Between the acquisition of Liminal and previous investments in Cvent, event consultant and service provider, and American Express International Business Travel, a business travel management company, Zoom is set to significantly expand its online events portfolio and capabilities. These position Zoom to capture what will likely be a significant amount of event spend from its existing Zoom Meeting customers as it becomes a one-stop-shop for producing and delivering professional video online.

Although Liminal’s products are available “for the foreseeable future”, expect that to change as they are absorbed by Zoom Events, in the form of a mix of basic features and purchasable add-ons. . Much like Zoom’s failed attempt to enter the customer support market, its improved events platform differentiates Zoom from larger horizontally integrated rivals in enterprise video conferencing like Microsoft, Google and Cisco ( webex). However, Zoom still faces significant challenges from well-capitalized competitors like Adobe (Connect), Verizon (BlueJeans), LogMeIn (GoToWebinar), and smaller niche players.

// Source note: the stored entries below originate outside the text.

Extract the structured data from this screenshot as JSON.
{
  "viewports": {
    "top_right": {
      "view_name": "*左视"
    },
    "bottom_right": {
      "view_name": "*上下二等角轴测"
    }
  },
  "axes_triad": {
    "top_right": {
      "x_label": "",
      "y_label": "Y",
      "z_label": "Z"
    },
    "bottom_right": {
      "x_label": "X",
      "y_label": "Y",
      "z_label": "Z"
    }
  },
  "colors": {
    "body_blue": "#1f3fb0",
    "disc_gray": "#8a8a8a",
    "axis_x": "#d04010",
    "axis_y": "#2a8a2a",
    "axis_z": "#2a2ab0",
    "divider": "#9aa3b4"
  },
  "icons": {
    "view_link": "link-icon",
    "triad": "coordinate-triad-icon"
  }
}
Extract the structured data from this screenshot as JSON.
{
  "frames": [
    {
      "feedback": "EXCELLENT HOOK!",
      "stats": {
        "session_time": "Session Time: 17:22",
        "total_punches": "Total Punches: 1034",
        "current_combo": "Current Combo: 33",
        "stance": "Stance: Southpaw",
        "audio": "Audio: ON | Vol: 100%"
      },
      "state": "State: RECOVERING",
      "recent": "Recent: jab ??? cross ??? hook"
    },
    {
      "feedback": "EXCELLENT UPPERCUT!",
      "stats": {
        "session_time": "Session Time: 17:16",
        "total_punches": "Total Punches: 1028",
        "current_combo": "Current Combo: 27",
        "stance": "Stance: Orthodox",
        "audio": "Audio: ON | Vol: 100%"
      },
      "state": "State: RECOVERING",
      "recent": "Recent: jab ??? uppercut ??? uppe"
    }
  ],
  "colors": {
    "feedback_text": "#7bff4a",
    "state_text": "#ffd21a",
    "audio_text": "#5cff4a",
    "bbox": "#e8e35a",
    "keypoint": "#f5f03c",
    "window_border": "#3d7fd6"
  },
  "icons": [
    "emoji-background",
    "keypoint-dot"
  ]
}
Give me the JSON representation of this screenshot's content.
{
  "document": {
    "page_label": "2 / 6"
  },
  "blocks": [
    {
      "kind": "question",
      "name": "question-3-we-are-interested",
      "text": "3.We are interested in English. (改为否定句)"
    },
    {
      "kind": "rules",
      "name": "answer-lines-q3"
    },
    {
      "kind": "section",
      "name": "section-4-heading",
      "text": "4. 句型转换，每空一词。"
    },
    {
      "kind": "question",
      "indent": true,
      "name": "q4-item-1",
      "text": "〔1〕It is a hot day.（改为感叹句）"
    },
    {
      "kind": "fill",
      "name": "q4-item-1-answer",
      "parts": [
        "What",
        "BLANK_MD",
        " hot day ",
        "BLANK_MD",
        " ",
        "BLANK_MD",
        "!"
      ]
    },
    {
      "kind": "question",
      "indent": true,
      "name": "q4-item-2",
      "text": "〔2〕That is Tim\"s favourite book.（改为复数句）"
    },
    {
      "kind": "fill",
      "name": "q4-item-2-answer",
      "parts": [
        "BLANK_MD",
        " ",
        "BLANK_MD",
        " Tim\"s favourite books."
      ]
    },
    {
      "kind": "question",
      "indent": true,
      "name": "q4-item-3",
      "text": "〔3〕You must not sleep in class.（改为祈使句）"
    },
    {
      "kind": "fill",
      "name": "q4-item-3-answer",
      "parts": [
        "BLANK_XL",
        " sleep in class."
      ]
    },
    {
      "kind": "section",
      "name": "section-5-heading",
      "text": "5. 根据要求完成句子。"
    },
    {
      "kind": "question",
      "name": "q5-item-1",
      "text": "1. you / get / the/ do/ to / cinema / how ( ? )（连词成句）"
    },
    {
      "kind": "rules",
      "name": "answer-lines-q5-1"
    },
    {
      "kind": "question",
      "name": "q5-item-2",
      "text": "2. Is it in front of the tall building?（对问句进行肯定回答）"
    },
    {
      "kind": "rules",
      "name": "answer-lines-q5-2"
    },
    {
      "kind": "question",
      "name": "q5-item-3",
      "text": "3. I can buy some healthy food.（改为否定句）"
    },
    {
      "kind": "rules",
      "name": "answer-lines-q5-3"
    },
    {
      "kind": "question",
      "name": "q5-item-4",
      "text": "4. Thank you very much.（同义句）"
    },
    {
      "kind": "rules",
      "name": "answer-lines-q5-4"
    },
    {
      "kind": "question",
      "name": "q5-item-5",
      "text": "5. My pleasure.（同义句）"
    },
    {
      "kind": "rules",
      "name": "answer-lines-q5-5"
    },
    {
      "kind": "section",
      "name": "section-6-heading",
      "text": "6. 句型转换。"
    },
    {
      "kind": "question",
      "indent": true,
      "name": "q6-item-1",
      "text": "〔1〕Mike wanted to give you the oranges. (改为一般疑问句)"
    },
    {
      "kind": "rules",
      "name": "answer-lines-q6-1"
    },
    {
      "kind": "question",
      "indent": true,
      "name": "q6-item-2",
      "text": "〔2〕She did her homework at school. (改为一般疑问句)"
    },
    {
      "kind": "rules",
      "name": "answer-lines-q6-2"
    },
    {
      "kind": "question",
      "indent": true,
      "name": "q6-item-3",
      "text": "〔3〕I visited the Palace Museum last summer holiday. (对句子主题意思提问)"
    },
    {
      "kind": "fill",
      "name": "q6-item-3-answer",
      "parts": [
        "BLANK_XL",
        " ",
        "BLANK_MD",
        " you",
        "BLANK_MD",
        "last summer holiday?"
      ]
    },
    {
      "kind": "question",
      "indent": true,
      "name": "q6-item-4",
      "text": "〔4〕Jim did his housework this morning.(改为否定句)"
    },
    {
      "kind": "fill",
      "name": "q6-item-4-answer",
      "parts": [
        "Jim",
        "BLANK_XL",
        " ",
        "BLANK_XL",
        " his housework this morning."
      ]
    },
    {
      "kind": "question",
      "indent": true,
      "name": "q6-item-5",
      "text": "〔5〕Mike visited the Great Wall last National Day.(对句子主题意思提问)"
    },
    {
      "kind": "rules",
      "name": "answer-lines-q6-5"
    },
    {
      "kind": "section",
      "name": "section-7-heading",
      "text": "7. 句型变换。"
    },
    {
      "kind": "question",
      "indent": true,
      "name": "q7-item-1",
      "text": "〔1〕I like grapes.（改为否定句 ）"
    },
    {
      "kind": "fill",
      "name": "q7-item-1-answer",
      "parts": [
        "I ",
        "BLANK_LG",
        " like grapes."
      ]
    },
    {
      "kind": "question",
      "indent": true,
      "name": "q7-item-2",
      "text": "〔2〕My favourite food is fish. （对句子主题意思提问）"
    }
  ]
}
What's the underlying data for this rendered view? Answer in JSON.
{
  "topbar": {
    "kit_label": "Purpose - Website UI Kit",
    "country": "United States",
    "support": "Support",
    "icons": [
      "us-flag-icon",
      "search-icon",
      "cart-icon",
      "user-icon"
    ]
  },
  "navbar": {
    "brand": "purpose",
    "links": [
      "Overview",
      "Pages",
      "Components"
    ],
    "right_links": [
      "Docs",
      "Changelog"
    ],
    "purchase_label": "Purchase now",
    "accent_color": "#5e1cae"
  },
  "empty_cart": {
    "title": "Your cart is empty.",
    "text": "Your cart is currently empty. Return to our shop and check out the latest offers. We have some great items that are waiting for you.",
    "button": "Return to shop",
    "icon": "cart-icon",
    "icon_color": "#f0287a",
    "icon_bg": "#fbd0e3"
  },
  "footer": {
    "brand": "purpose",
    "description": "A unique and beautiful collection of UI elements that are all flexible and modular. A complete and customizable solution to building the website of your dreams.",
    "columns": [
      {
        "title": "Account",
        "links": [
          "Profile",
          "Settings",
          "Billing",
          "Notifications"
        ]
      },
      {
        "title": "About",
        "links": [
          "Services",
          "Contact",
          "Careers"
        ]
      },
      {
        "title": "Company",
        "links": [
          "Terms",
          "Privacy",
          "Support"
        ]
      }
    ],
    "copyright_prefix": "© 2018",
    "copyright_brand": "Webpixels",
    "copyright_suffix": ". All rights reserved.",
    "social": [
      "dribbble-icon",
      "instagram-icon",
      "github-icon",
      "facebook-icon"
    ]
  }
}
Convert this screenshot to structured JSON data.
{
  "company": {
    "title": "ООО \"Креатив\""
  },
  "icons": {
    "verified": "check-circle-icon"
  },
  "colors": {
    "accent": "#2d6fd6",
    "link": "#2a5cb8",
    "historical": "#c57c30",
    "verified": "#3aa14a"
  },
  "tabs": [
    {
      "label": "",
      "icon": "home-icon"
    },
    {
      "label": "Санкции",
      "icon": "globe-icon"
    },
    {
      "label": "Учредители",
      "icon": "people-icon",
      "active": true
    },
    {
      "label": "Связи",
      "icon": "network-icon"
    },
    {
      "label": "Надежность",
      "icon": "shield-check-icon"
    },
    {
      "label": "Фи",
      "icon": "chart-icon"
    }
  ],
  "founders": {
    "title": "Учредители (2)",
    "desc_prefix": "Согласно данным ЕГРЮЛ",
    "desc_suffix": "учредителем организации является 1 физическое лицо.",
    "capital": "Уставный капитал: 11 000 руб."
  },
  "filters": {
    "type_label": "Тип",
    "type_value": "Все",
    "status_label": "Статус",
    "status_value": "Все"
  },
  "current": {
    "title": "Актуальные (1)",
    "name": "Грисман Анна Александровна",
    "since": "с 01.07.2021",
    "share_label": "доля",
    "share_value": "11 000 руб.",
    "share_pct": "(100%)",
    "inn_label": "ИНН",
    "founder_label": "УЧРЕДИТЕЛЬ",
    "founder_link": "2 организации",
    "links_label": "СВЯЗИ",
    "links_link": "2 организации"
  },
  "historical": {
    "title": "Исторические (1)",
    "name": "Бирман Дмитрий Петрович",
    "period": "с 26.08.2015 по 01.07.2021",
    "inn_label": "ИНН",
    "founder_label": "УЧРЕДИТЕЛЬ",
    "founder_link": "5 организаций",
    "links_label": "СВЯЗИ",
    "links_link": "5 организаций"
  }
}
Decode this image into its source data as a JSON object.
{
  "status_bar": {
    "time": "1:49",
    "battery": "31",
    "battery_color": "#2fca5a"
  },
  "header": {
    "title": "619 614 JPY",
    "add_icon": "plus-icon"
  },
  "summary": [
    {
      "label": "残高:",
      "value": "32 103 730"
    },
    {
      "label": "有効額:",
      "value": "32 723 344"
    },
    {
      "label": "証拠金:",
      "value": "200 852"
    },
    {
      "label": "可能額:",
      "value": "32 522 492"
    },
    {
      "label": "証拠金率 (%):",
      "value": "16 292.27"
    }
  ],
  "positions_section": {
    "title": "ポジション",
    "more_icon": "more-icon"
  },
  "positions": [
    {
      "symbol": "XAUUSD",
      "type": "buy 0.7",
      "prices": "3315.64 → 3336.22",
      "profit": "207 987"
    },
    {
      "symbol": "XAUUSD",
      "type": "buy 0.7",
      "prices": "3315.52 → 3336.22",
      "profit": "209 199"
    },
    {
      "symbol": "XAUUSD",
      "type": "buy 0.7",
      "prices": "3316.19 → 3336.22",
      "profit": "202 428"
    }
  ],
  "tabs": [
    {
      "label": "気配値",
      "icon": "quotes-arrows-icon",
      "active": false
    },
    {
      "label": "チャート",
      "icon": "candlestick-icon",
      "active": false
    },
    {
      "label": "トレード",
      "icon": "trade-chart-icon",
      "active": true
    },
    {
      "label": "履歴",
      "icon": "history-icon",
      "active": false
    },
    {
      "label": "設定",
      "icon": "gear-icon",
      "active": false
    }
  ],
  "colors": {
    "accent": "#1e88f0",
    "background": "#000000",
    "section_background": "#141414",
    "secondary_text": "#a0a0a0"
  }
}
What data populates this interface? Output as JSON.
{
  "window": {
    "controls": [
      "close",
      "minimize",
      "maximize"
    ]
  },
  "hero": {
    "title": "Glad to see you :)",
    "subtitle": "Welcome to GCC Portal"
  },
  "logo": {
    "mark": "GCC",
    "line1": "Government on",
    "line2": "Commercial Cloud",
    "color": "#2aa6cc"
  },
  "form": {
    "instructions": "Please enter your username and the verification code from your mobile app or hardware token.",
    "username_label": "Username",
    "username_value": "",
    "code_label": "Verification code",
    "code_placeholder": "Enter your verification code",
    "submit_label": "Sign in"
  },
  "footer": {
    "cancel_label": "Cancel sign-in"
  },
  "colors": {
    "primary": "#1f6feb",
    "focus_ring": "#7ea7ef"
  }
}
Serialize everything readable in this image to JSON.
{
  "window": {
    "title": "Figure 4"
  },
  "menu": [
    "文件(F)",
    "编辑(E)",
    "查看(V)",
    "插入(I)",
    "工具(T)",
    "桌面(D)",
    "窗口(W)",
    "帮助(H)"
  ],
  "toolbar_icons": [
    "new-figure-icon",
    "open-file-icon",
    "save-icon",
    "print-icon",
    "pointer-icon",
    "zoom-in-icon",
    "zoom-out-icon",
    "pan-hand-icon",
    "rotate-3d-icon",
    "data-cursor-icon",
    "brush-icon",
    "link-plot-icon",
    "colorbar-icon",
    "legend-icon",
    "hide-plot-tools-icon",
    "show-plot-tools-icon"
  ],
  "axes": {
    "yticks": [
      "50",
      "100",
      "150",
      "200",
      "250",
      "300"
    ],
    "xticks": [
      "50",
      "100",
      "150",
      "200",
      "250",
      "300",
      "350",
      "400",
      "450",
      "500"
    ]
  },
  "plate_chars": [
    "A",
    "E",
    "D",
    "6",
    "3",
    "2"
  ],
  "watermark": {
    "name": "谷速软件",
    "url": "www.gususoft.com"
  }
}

Despite being late for many organizations, in-person work isn’t going away, so I expect Zoom to address hybrid meetings and events through new features and by increasing its Hardware Zoom Rooms partnerships to include products, such as those mentioned above, used in video production and management. In summary, expect to see further improvements in the quality of video meeting production in 2022 as organizations continue to adapt to a virtual world.